Some lists are popular because they are curated by experts (newspaper restaurant reviews). Others are popular because they are curated by crowds, and thus express a collective social signal about what's valuable (Reddit, HN).

So, I'd have to say that lists are a horizontal thing. Lists will succeed or fail based on their utility and relevance, which to me says that lists don't really compete across verticals, except to the extent that everything competes for mindshare in general.

Excel is also the Mother of all list-making apps. From Spolsky (May 2000):

> When we were designing Excel 5.0, the first major release to use serious activity-based planning, we only had to watch about five customers using the product before we realized that an enormous number of people just use Excel to keep lists. They are not entering any formulas or doing any calculation at all! We hadn't even considered this before. Keeping lists turned out to be far more popular than any other activity with Excel. And this led us to invent a whole slew of features that make it easier to keep lists: easier sorting, automatic data entry, the AutoFilter feature which helps you see a slice of your list, and multi-user features which let several people work on the same list at the same time while Excel automatically reconciles everything.

http://www.joelonsoftware.com/uibook/chapters/fog0000000065....

I drew a line in the sand some months ago, and it was we will not turn our product into a spreadsheet.

But when customers need certain capabilities, sometimes the "obvious" solution looks exactly like a spreadsheet, since we deal with sets of related, domain-specific lists.

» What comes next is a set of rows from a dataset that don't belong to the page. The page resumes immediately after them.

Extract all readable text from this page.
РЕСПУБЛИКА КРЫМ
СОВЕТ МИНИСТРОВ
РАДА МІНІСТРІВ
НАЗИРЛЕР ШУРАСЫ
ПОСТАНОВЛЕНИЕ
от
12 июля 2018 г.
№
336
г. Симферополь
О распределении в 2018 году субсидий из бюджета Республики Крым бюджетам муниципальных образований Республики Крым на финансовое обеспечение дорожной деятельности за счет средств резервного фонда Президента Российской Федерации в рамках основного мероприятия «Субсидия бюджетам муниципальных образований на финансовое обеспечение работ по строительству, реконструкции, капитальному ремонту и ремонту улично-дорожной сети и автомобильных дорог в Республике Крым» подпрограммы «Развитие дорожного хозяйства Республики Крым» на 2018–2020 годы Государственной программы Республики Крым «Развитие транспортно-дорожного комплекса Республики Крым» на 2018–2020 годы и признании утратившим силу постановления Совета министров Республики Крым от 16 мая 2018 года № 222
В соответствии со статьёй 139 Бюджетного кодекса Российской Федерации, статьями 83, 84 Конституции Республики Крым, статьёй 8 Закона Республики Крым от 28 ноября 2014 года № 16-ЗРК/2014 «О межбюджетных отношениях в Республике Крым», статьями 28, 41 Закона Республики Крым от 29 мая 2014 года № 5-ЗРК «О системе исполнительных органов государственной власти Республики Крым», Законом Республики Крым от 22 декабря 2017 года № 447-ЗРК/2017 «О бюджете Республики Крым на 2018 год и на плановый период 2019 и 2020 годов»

Those are always product-breaking, lazy-minded solutions that in the long run won't serve the customer well and generate mountains of technical and UX debt. Like a "miscellaneous" category for UI actions, they indicate a shortage of insight and imagination.

Google search is actually the grand mother of all lists. Whatever one is thinking of, type it into a search box, then you get a list of 10 of them.
Just out of curiosity, when did lists become a medium in their own right? To me, they're a formatting choice. Are 'lists' a thing?
Yes, in fact when you look into it, there are a surprising number of products which are putting different UX around simple ordered or unordered lists.